Abstract
In gas storage wells, many different types of formation damage can occur that dramatically curtail injection and withdrawal rates. Some of these damage mechanisms are similar to producing wells (mud/cement damage during drilling, completion problems, etc.); however, some types of damage are more specific to gas injection and storage (bacterial growth, contaminants, etc.). All these different damage mechanisms require different stimulation treatment methods and fluids to increase injectivity and deliverability. However, diagnosing the correct type of formation damage is not a simple task. The process requires gathering specific types of data and interpreting the results. Correct diagnosis of the actual damage mechanism(s) and design of the appropriate treatment requires expertise and experience.
Over the years, numerous studies have been performed on formation damage, and a vast amount of experience has been obtained on the design of stimulation methods and fluids to remove damage. However, this knowledge and experience is not always available or accessible to engineers dealing with stimulation design, especially with the unique types of problems associated with gas storage reservoirs.

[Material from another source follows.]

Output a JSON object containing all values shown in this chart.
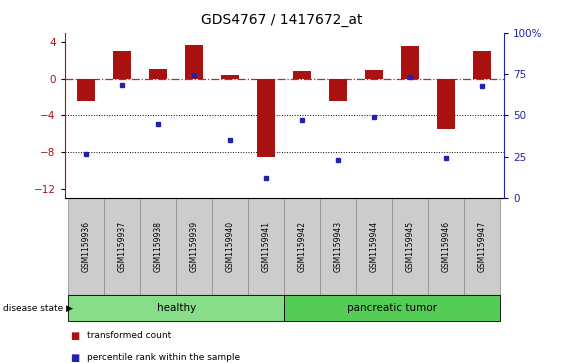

This paper describes a comprehensive computer model designed for gas storage wells to help engineers diagnose formation damage and select the best stimulation treatment. The model combines domain knowledge bases with the best available expertise using fuzzy logic and expert system technologies. After diagnosing the most likely formation damage mechanism(s), based upon input data, the program will select the best treatment method and recommend treatment fluids and additives for the stimulation.